Волнения, как ни странно, не было совсем. Только нетерпение – скорей бы обнять дочь, вот так схватить в охапку и не отпускать, а потом смотреть в глаза и слушать ее голос… Как Лиза сейчас выглядит, он знал, а вот голоса ее не слышал много лет. Инна сказала, что голос у Лизы бабушкин, актерский, хорошо поставленный, хоть его никто специально не ставил, глубокий, богатый модуляциями. Что означают «модуляции» применительно к голосу, Алексей представлял смутно, но порадовался и этому. День был такой, что всему хотелось радоваться. Даже если бы Инна сказала, что у их дочери хриплый невыразительный голос, Алексей порадовался и этому. Все равно – родной.
Услышав хлопок входной двери, Алексей едва удержался от того, чтобы, в нарушение договоренности, не выскочить из своего «укрытия». Желая перебороть соблазн, он прибавил звук телевизора и попробовал с середины «въехать» в какое-то чрезмерно эмоциональное ток-шоу. Но так и не «въехал», потому что вдруг подумал об Инге. Еще не было времени осмыслить известие о ее смерти. К тому, что Инна воскресла из мертвых, Алексей уже успел привыкнуть, а вот к тому, что Инга умерла, еще нет.
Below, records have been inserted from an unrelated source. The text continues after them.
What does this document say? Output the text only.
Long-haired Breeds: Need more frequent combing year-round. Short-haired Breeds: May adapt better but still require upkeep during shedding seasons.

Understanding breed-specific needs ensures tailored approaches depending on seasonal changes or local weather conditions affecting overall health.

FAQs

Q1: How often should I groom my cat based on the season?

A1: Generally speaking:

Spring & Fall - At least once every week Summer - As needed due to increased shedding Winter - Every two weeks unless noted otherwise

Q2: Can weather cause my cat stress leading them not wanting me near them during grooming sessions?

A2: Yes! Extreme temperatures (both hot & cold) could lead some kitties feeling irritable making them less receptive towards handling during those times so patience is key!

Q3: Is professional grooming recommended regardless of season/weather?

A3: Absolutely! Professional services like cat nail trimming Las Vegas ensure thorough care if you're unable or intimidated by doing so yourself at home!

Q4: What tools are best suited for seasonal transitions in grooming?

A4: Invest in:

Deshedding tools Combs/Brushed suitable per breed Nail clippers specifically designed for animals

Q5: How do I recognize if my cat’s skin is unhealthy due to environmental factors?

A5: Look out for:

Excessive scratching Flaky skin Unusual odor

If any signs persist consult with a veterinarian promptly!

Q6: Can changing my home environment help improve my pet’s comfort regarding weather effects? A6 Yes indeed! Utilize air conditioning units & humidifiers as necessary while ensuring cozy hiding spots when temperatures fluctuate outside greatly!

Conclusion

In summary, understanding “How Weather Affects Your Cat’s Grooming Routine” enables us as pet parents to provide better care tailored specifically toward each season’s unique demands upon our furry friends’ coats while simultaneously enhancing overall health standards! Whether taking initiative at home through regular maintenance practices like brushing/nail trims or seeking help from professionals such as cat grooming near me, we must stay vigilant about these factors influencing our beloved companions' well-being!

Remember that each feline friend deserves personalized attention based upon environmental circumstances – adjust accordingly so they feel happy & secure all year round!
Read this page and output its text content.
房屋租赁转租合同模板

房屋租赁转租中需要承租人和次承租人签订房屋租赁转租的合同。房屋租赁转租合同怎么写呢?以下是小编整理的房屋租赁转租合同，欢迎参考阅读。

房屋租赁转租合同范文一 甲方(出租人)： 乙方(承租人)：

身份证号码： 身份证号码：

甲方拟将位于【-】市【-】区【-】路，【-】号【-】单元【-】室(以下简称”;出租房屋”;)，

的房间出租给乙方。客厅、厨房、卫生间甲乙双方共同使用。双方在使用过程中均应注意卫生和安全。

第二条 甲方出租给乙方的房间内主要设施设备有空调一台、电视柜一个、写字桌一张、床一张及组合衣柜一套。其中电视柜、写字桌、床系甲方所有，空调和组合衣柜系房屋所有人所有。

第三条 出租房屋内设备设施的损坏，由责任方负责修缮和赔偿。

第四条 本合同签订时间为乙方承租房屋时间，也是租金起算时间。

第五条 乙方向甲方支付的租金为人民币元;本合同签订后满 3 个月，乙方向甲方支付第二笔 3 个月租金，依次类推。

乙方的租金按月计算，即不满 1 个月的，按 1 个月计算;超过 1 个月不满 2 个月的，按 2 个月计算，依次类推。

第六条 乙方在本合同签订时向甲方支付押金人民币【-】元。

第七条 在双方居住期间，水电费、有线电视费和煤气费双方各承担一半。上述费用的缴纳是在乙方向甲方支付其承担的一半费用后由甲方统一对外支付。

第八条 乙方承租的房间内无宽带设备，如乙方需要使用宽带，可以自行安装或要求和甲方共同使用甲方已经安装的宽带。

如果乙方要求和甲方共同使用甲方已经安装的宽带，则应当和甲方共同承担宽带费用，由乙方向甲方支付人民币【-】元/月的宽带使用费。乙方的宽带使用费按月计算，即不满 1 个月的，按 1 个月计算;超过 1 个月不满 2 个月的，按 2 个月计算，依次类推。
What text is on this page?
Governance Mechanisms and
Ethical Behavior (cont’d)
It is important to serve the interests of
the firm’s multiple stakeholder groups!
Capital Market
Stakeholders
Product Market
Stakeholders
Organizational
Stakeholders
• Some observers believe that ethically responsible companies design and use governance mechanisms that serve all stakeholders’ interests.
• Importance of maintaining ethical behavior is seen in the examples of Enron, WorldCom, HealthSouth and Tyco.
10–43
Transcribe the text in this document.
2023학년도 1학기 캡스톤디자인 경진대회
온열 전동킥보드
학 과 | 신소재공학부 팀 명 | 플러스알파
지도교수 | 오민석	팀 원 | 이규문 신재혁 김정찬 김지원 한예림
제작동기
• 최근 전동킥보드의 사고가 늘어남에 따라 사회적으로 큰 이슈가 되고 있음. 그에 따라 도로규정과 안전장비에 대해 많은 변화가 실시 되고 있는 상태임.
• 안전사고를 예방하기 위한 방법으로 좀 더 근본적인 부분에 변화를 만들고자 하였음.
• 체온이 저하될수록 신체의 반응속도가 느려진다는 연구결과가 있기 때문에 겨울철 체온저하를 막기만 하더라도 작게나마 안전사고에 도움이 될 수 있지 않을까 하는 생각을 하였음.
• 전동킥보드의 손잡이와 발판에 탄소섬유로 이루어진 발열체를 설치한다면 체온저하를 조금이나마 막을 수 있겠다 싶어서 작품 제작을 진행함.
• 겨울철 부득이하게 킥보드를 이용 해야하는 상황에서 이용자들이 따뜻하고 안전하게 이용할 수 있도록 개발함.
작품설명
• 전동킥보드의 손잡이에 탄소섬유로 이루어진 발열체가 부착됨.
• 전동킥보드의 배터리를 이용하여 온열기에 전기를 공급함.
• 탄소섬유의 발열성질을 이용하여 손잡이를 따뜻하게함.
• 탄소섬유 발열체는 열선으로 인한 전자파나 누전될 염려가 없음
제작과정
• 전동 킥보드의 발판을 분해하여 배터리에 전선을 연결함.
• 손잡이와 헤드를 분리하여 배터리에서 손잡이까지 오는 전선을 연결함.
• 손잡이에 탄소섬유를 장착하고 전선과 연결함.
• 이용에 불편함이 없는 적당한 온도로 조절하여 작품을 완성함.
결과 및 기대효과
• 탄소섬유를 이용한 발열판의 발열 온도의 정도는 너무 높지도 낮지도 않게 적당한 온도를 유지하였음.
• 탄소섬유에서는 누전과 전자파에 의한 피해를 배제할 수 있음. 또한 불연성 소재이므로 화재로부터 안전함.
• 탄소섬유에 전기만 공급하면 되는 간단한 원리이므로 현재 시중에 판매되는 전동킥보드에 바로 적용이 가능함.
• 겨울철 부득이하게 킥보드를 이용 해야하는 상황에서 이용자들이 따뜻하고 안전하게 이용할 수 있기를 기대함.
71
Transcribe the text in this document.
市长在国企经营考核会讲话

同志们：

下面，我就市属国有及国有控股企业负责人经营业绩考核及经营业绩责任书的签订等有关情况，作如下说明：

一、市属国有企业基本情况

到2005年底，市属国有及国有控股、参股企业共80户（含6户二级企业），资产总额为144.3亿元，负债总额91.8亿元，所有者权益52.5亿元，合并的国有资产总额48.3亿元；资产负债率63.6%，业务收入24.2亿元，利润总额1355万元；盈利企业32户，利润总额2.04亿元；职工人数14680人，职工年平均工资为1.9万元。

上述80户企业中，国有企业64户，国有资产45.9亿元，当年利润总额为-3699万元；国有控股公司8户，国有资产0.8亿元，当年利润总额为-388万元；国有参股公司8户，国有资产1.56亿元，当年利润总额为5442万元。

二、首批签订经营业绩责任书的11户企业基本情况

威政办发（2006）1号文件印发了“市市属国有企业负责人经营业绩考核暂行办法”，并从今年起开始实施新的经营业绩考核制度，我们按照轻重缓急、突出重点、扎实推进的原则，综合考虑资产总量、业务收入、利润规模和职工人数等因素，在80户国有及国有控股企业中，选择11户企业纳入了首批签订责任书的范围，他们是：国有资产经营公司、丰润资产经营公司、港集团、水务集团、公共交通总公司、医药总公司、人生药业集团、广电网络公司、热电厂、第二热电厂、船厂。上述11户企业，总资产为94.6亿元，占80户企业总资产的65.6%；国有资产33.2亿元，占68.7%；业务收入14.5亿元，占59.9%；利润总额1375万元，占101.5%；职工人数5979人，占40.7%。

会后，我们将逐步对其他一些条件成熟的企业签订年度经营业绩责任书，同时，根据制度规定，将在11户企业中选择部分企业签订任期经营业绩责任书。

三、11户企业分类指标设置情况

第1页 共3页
Инга умерла… Алексей поймал себя на мысли о том, что думает о ее смерти с сожалением. Сожаление это было двояким, даже нет – трояким. Во-первых, было жаль Инну, которая потеряла сестру дважды – в день ее гибели и в тот день, когда узнала правду об ней. Какой бы Инга ни была сволочью, для Инны она оставалась родной сестрой. Они были вместе еще в материнской утробе, они вместе росли… Когда-то Инне казалось, что ближе сестры у нее никого нет, она сама об этом говорила. Инга была ей даже ближе, чем мать с отцом. Родители старше, они – родители, другое поколение, не все понимают, не все им можно рассказать, в отличие от сестры. Сейчас у Инны эйфория – вернулся муж, вернулся в прямом и переносном смысле слова, но скоро эйфория пройдет, и тогда… Алексею хотелось верить в то, что тень Инги не будет вечно стоять между ним и Инной. Это во‐первых, а во‐вторых, ему было жаль Ингу, и жалость эта была непритворной, искренней. Что толку притворяться перед самим собой? Жаль, что Инга жила так неправильно, жаль, что она потратила годы на месть за выдуманную ей же самой обиду, жаль, что она уже не сможет раскаяться (если только где-то там, на небесах), и жаль, что она уже не сможет увидеть того, что Алексей ее победил. Это последнее сожаление несло в себе привкус эгоизма, или, скажем так, индивидуализма, поэтому Алексею было немного неловко. Но одновременно было и жаль. Он так долго мечтал о том, чтобы появиться перед Ингой несломленным, добившимся вновь того, что она у него отняла (или примерно того же), так мечтал посмотреть ей в глаза и сказать что-то такое, что Инга запомнила бы на всю жизнь. «Стоп! – осадил себя Алексей. – Что есть, то есть! Жалеть можно бесконечно, но если уж говорить начистоту, то лучше пусть все будет так, как есть сегодня, чем так, как я считал два дня назад!» Мысли перешли от частного к общему, к глобальному, к третьей ипостаси сожаления. Ну почему близкие, родные люди причиняют друг другу столько горя вместо того, чтобы радовать, поддерживать, любить? Память начала услужливо подбрасывать примеры для иллюстрации, но вдруг вытащила из своих запасников картину, которую Алексей вспоминать не любил. Будь его воля, он бы засунул ее в самый дальний ящик, запер бы его на замок, а ключ выбросил.